Tulisan ini akan sedikit merangkum hal-hal yang terjadi belakangan ini, terkhususnya tentang pemecatan Shin Tae Yong dan konspirasi-konspirasi yang dimunculkan publik melalui media maya Instagram. Dan tulisan ini, mungkin akan saya lempar melalui sebuah pertanyaan; mengapa Shin Tae Yong dipecat?
Sekilas, salah seorang yang pernah mengakui sebagai orang yang pernah berada di staff timnas menyimpulkan bahwasanya pemecatan Shin Tae Yong terjadi akibat masalah-masalah yang berada di luar rumput. Sederhananya, masalah ini adalah masalah personal.
Menjadi coach atau leader adalah tanggung jawab yang besar sebab mesti menyatukan visi sekaligus menyelesaikan misi yang diberikan instansi. Nampak adanya ketidaksesesuaian konseptor dan aktor yang bisa saja terjadi akibat miskomunikasi atau kecemburuan sosial. Ketidaksesuaian inilah yang kemudian menjadi penyebab keretakan sebuah tim, dan ini jugalah yang menjadi problem STY.
Teori itu muncul sebab pada pertandingan melawan salah satu negara, Shin Tae Yong terkesan coba-coba. Beberapa pemain berkualitas dibiarkan di bangku subtitusi dan pola serangan cenderung sama, yang mana pada beberapa laga Indonesia terus menerus mengalami kekalahan.
Jika dikaitkan, maka masalah Shin Tae Yong tersebut bisa saja dengan tokoh-tokoh yang ada pada bangku subtitusi tersebut. Ketidakmauan Shin Tae Yong melepaskan mereka bisa jadi karena kesalahan Shin Tae Yong sendiri yang tidak mau, oversubjektif, atau bisa jadi karena ketakutan Shin Tae Yong bahwa pemain tersebut akan bertindak 'tidak baik'.
Yang jelas, Shin Tae Yong, Timnas, atau PSII gagal memperbaiki kaca retak yang muncul di luar lapangan hijau dan jika dibiarkan terus akan menjadi problem di masa yang akan datang. Alhasil, Shin Tae Yong dipecat.
Selain hal tersebut, ada juga teori kedua yang mengatakan bahwasanya Indonesia akan lolos ke Piala Dunia.
Teori ini hingga saat ini masih diperbincangkan dan banyak hal mulai dikait-kaitkan.
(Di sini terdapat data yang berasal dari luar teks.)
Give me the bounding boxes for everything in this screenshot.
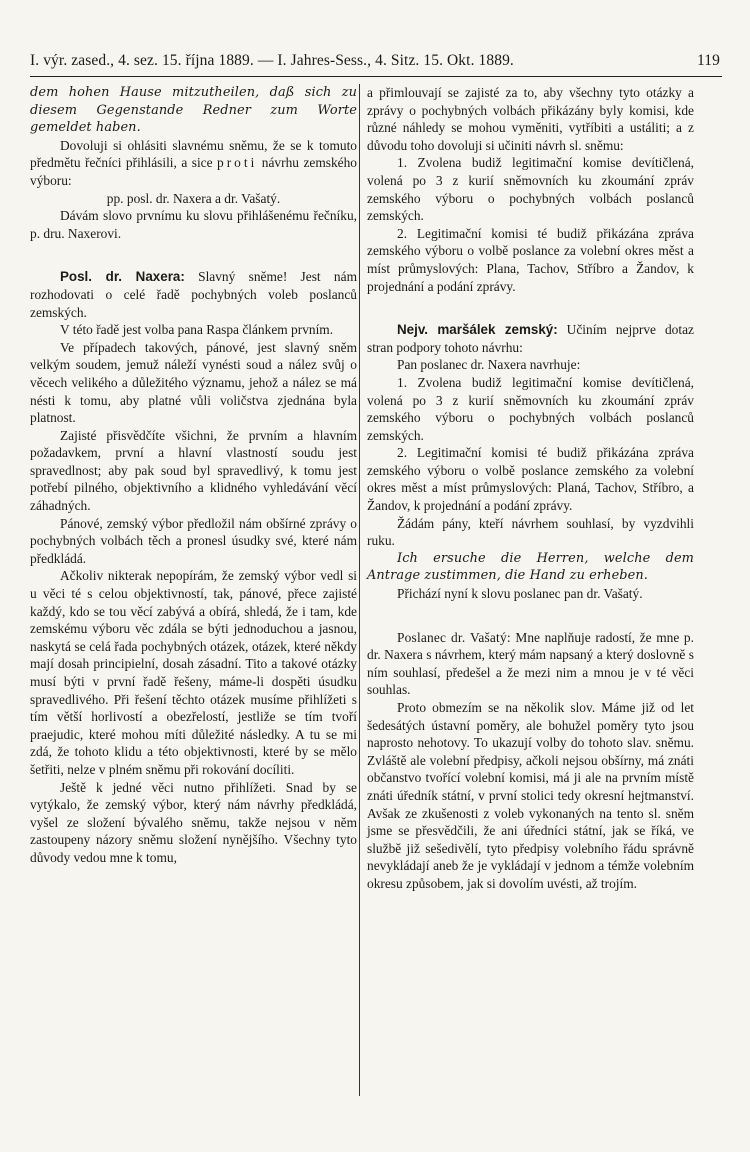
- paragraph-text: Slavný sněme! Jest nám rozhodovati o celé řadě pochybných voleb poslanců zemských.: [30, 269, 357, 320]
- right-column: [367, 84, 694, 893]
- list-item: 1. Zvolena budiž legitimační komise devítičlená, volená po 3 z kurií sněmovních ku zkoumání zpráv zemského výboru o pochybných volbách poslanců zemských.: [367, 155, 694, 224]
- paragraph: dem hohen Hause mitzutheilen, daß sich zu diesem Gegenstande Redner zum Worte gemeldet haben.: [30, 85, 357, 136]
- paragraph-text: Mne naplňuje radostí, že mne p. dr. Naxera s návrhem, který mám napsaný a který doslovně s ním souhlasí, předešel a že mezi nim a mnou je v té věci souhlas.: [367, 629, 694, 698]
- paragraph-german: Ich ersuche die Herren, welche dem Antrage zustimmen, die Hand zu erheben.: [367, 550, 694, 584]
- paragraph: Přichází nyní k slovu poslanec pan dr. Vašatý.: [397, 586, 643, 602]
- page-number: 119: [697, 52, 720, 69]
- emphasized-word: proti: [217, 155, 258, 171]
- paragraph: Žádám pány, kteří návrhem souhlasí, by vyzdvihli ruku.: [367, 515, 694, 549]
- paragraph: [30, 137, 357, 190]
- speech-start: [30, 268, 357, 321]
- paragraph-text: Dovoluji si ohlásiti slavnému sněmu, že se k tomuto předmětu řečníci přihlásili, a sice: [30, 137, 357, 171]
- speaker-name: Posl. dr. Naxera:: [60, 269, 185, 285]
- paragraph: Ještě k jedné věci nutno přihlížeti. Snad by se vytýkalo, že zemský výbor, který nám návrhy předkládá, vyšel ze složení bývalého sněmu, takže nejsou v něm zastoupeny názory sněmu složení nynějšího. Všechny tyto důvody vedou mne k tomu,: [30, 779, 357, 865]
- left-column: [30, 84, 357, 867]
- paragraph: Dávám slovo prvnímu ku slovu přihlášenému řečníku, p. dru. Naxerovi.: [30, 208, 357, 241]
- header-session-info: I. výr. zased., 4. sez. 15. října 1889. — I. Jahres-Sess., 4. Sitz. 15. Okt. 1889.: [30, 52, 514, 69]
- header-rule: [30, 76, 722, 77]
- paragraph: Zajisté přisvědčíte všichni, že prvním a hlavním požadavkem, první a hlavní vlastností soudu jest spravedlnost; aby pak soud byl spravedlivý, k tomu jest potřebí pilného, objektivního a klidného vyhledávání věcí záhadných.: [30, 427, 357, 514]
- speaker-name: Nejv. maršálek zemský:: [397, 322, 558, 338]
- paragraph: Proto obmezím se na několik slov. Máme již od let šedesátých ústavní poměry, ale bohužel poměry tyto jsou naprosto nehotovy. To ukazují volby do tohoto slav. sněmu. Zvláště ale volební předpisy, ačkoli nejsou obšírny, má znáti občanstvo tvořící volební komisi, má ji ale na prvním místě znáti úředník státní, v první stolici tedy okresní hejtmanství. Avšak ze zkušenosti z voleb vykonaných na tento sl. sněm jsme se přesvědčili, že ani úředníci státní, jak se říká, ve službě již sešedivělí, tyto předpisy volebního řádu správně nevykládají aneb že je vykládají v jednom a témže volebním okresu způsobem, jak si dovolím uvésti, až trojím.: [367, 700, 694, 891]
- column-divider: [359, 84, 360, 1096]
- paragraph: Pan poslanec dr. Naxera navrhuje:: [397, 357, 581, 373]
- paragraph: pp. posl. dr. Naxera a dr. Vašatý.: [106, 190, 281, 206]
- paragraph: a přimlouvají se zajisté za to, aby všechny tyto otázky a zprávy o pochybných volbách přikázány byly komisi, kde různé náhledy se mohou vyměniti, vytříbiti a ustáliti; a z důvodu toho dovoluji si učiniti návrh sl. sněmu:: [367, 85, 694, 153]
- running-header: [30, 52, 720, 70]
- speech-start: [367, 629, 694, 699]
- paragraph: Pánové, zemský výbor předložil nám obšírné zprávy o pochybných volbách těch a pronesl úsudky své, které nám předkládá.: [30, 515, 357, 566]
- paragraph-text: Učiním nejprve dotaz stran podpory tohoto návrhu:: [367, 322, 694, 355]
- paragraph: Ačkoliv nikterak nepopírám, že zemský výbor vedl si u věci té s celou objektivností, tak, pánové, přece zajisté každý, kdo se tou věcí zabývá a obírá, shledá, že i tam, kde zemskému výboru věc zdála se býti jednoduchou a jasnou, naskytá se celá řada pochybných otázek, otázek, které někdy mají dosah principielní, dosah zásadní. Tito a takové otázky musí býti v první řadě řešeny, máme-li dospěti úsudku spravedlivého. Při řešení těchto otázek musíme přihlížeti s tím větší horlivostí a obezřelostí, jestliže se tím tvoří praejudic, které mohou míti důležité následky. A tu se mi zdá, že tohoto klidu a této objektivnosti, které by se mělo šetřiti, nelze v plném sněmu při rokování docíliti.: [30, 568, 357, 777]
- speech-start: [367, 321, 694, 356]
- list-item: 2. Legitimační komisi té budiž přikázána zpráva zemského výboru o volbě poslance za volební okres měst a míst průmyslových: Plana, Tachov, Stříbro a Žandov, k projednání a podání zprávy.: [367, 225, 694, 294]
- paragraph: Ve případech takových, pánové, jest slavný sněm velkým soudem, jemuž náleží vynésti soud a nález svůj o věcech velikého a důležitého významu, jehož a nález se má nésti k tomu, aby platné vůli voličstva zjednána byla platnost.: [30, 339, 357, 426]
- paragraph-text: návrhu zemského výboru:: [30, 155, 357, 188]
- list-item: 2. Legitimační komisi té budiž přikázána zpráva zemského výboru o volbě poslance zemského za volební okres měst a míst průmyslových: Planá, Tachov, Stříbro, a Žandov, k projednání a podání zprávy.: [367, 445, 694, 514]
- speaker-name: Poslanec dr. Vašatý:: [397, 629, 511, 645]
- paragraph: V této řadě jest volba pana Raspa článkem prvním.: [60, 322, 334, 338]
- list-item: 1. Zvolena budiž legitimační komise devítičlená, volená po 3 z kurií sněmovních ku zkoumání zpráv zemského výboru o pochybných volbách poslanců zemských.: [367, 374, 694, 443]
Misalnya, akun instagram sepakbola asing yang kerapkali menyorot liga luar kini menyorot Indonesia dengan melakukan postingan pada akunnya. Ini adalah hal yang langka, bahkan jika diperbolehkan bisa masuk ke 7 keajaiban dunia sepak bola Indonesia.
Kemal Pahlevi juga menjadi salah satu pelopor teori ini sehingga teori ini mengalami tipping point. Hematnya, teori ini menjelaskan bahwasanya ada sebuah karpet merah untuk Indonesia agar bisa masuk piala dunia. Tapi pertanyaannya, mengapa bisa?
Jawaban yang paling mendekati dugaan tersebut adalah sebab adanya bisnis yang dijalankan FIFA. Awalnya hal ini membuat saya mengerutkan dahi, namun jika dipikir-pikir, ada benarnya juga.
Idealnya, politik, bisnis, dan olahraga (terkhususnya bola), tidak boleh disatukan sebab akan menjadi asal muasal kecurangan dalam sportivitas. Namun kita baru saja bicara 'idealnya' atau semestinya, bukan realistisnya.
Nyatanya olahraga telah menjadi sarang bisnis yang legit sehingga rawan dipolitisasi. Tidak usah kemana-mana, mari berkaca kepada pertandingan Indonesia melawan Bahrain yang hingga kini memunculkan kosa kata 'bahrain' sebagai kosakata kecurangan. Susah untuk mengatakan bahwa wasit botak itu tidak memihak dan bersikap idealis dalam permainan kemarin.
Tapi apa hubungan politik dan bisnis dalam pemecatan Shin Tae Yong ini sehingga Patrick Kluivert terpilih menjaci coach yang baru?
Premisnya, begini. Pertama, Indonesia adalah negara penggila sepakbola. Kedua, Piala Dunia akan segera dilaksanakan, Ketiga, sepak bola sudah terikat dengan bisnis dan politik.
Piala dunia akan dilaksanakan pada 11 Juni hingga 19 Juli pada tahun 2026. Kuat dugaan bahwasanya pertandingan itu akan dilaksanakan pada pagi hari yang mana waktu itu adalah waktu orang bekerja sehingga stadion kemungkinan sepi penonton. Tidak mau dirugikan, sepak bola yang terikat dengan bisnis dan politik menginginkan Indonesia yang gila sepakbola masuk ke Piala Dunia agar menjadi pemasukan utama dan akan meningkatkan keuangan negara. Maka dengan Indonesia yang masuk piala dunia, orang Indonesia akan menonton ke stadion, menyewa hotel, mencoba pariwisata-pariwisata sehingga membantu perekonomian mereka.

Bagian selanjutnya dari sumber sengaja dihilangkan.